Our study has several limitations. Despite our study having a larger cohort than the only two prior studies on this topic14,15, it is still a small, single-center study. We did not employ a standardized approach to anti-arrhythmic drug selection or to STL dosing and loading (much of which was done as outpatient; our contemporary practice is to recommend inpatient loading for both STL and DOF, but to allow cautious outpatient STL loading with close electrolyte, renal function and QT monitoring for patients who have ICDs), with only a little over half of our STL patients maintained on a dose of 120 mg BID or higher (Supplementary Table 1). More aggressive STL dosing may have improved efficacy, but compromised safety. Only 13% of our patients had resting obstructive LVOT gradients (23% inducible LVOT obstruction), which is lower than the convention that 2/3 of HCM patients have obstructive physiology, although 28% of our patients had undergone effective septal reduction therapy (21% myectomy and 7% alcohol septal ablation), and were only non-obstructive at the time of drug initiation. Our study also lacked a drug-free (i.e., rate control) control group or comparator groups of patients on amiodarone (for AF or VA) or disopyramide (for AF).

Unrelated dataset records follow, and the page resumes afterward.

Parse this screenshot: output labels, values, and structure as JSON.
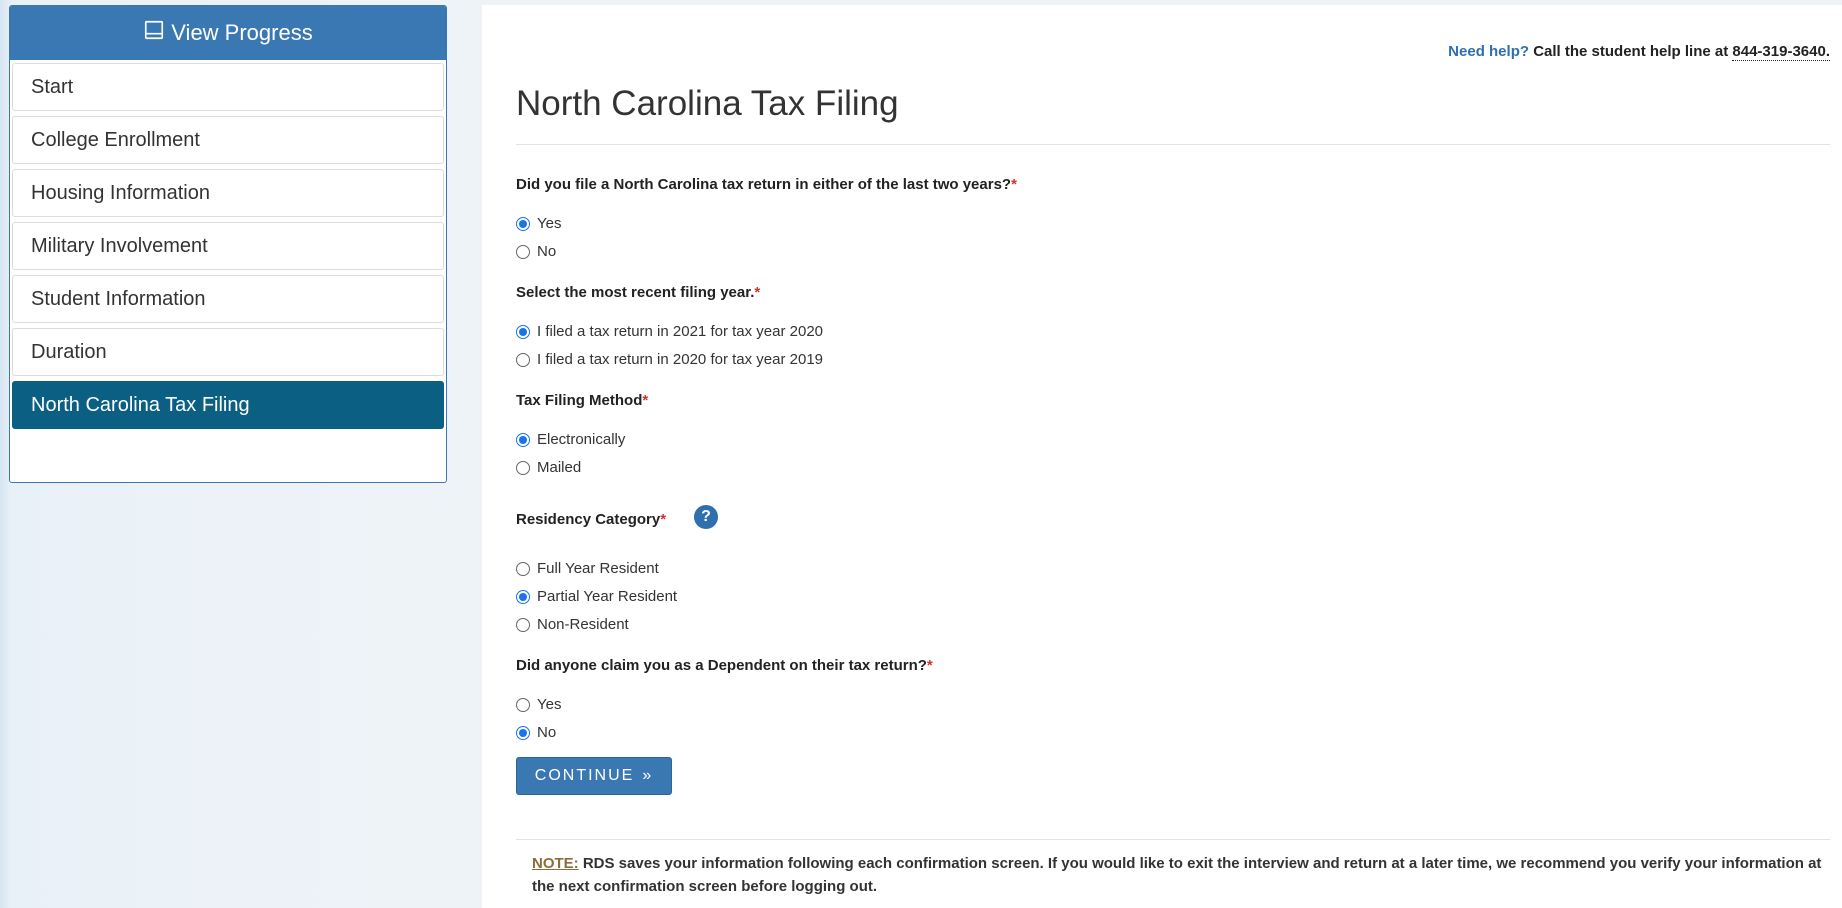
{
  "sidebar": {
    "header": "View Progress",
    "steps": [
      "Start",
      "College Enrollment",
      "Housing Information",
      "Military Involvement",
      "Student Information",
      "Duration",
      "North Carolina Tax Filing"
    ],
    "active_step": "North Carolina Tax Filing"
  },
  "help": {
    "link": "Need help?",
    "text": "Call the student help line at",
    "phone": "844-319-3640."
  },
  "page_title": "North Carolina Tax Filing",
  "questions": {
    "q1": {
      "label": "Did you file a North Carolina tax return in either of the last two years?",
      "required": "*",
      "options": [
        "Yes",
        "No"
      ],
      "selected": "Yes"
    },
    "q2": {
      "label": "Select the most recent filing year.",
      "required": "*",
      "options": [
        "I filed a tax return in 2021 for tax year 2020",
        "I filed a tax return in 2020 for tax year 2019"
      ],
      "selected": "I filed a tax return in 2021 for tax year 2020"
    },
    "q3": {
      "label": "Tax Filing Method",
      "required": "*",
      "options": [
        "Electronically",
        "Mailed"
      ],
      "selected": "Electronically"
    },
    "q4": {
      "label": "Residency Category",
      "required": "*",
      "help_icon": "?",
      "options": [
        "Full Year Resident",
        "Partial Year Resident",
        "Non-Resident"
      ],
      "selected": "Partial Year Resident"
    },
    "q5": {
      "label": "Did anyone claim you as a Dependent on their tax return?",
      "required": "*",
      "options": [
        "Yes",
        "No"
      ],
      "selected": "No"
    }
  },
  "continue_label": "CONTINUE",
  "continue_icon": "»",
  "note": {
    "label": "NOTE:",
    "text": " RDS saves your information following each confirmation screen. If you would like to exit the interview and return at a later time, we recommend you verify your information at the next confirmation screen before logging out."
  },
  "colors": {
    "primary": "#3a78b4",
    "active_step": "#0a5f82",
    "required": "#d0312d",
    "radio_checked": "#1a73e8"
  }
}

We avoided these control groups as rate control is very rarely effective in HCM patients who tolerate AF poorly, and an amiodarone control group would be very challenging to propensity-score match in a study of HCM patients who trend quite young and for whom the risks of long-term toxicities are intolerable. Disopyramide is predominantly used for LVOT obstruction in our institution, which would have introduced bias in its use as a control group. Thus, we lacked a sufficient number of patients on any of these 3 strategies (with balanced baseline characteristics to our STL and DOF groups) to subsequently propensity-score match control groups. We chose AF recurrence (binary) as an outcome which, admittedly, is inferior to quantitative AF burden (which more clearly correlates with quality of life). Unfortunately, AF burden was too inconsistently quantified in this historical cohort study (some of which pre-dates the use of longer-term ambulatory ECG monitors) to further analyze.

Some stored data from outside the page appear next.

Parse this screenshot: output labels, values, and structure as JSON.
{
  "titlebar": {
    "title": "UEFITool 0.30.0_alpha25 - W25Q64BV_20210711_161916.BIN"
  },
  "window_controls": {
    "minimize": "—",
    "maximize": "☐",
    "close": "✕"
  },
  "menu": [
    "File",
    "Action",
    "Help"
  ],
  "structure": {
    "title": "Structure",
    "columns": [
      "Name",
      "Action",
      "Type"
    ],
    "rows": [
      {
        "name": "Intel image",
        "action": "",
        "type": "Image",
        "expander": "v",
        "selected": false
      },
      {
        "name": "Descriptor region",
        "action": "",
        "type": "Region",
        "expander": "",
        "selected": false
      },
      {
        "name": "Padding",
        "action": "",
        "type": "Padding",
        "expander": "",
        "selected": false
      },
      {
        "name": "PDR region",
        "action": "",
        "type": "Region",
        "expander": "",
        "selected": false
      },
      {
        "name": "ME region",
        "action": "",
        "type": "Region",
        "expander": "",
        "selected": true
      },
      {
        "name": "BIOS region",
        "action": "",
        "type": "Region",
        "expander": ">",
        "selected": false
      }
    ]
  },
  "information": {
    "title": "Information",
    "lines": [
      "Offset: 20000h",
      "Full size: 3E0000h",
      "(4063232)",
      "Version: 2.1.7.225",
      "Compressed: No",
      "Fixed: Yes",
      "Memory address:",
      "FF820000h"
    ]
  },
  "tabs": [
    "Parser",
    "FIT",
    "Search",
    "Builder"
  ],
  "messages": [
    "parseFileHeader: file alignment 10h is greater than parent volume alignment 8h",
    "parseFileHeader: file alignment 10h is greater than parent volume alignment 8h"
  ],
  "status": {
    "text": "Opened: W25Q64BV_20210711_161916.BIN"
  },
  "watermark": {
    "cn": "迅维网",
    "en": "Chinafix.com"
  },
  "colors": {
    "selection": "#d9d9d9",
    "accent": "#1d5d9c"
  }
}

Finally, our multivariable analysis for predictors of arrhythmia recurrence included both AF and VA, acknowledging the mechanisms of each is different. We did further sub-analyze for predictors of recurrence of AF and VA separately (Supplemental Table 7), but univariable analyses did not yield any significant predictors, so multivariable analysis was not performed. Perplexing was that the presence of provoked LVOT gradients that was associated with decreased arrhythmia events; meanwhile, a SAM hazard ratio of 8.89 for arrhythmia recurrence seemed out of proportion to the weaker hazard ratios between LVOT gradients and arrhythmia recurrence. It is understood that HCM patients with obstruction, of which SAM is an accepted mechanism, will run higher risks of reduced cardiac output, myocardial ischemia, interstitial fibrosis, HF, and arrhythmias12,24,25,26,27. However, our data collection of significant gradients found only 5 patients at rest and 10 patients with provocation (3 with myectomy). Thus, even a multivariable model likely could not overcome confounding and incorrectly suggested provoked gradients as “protective” against arrhythmia recurrence. Only 12 patients in our entire cohort had documented SAM. Overall, the multivariable analysis findings must be viewed as hypothesis generating at best with discrepancies likely explained by incomplete or missing data leading to smaller sample sizes and an underpowered study not infrequently encountered for retrospective studies of this unique population.

Conclusions

Our study supports satisfactory safety but only modest efficacy (comparable to that of catheter ablation) of DOF and STL for the treatment of AF and VA in HCM patients, and supports the 2020 HCM guidelines’ recommendation that use of these agents is “reasonable”.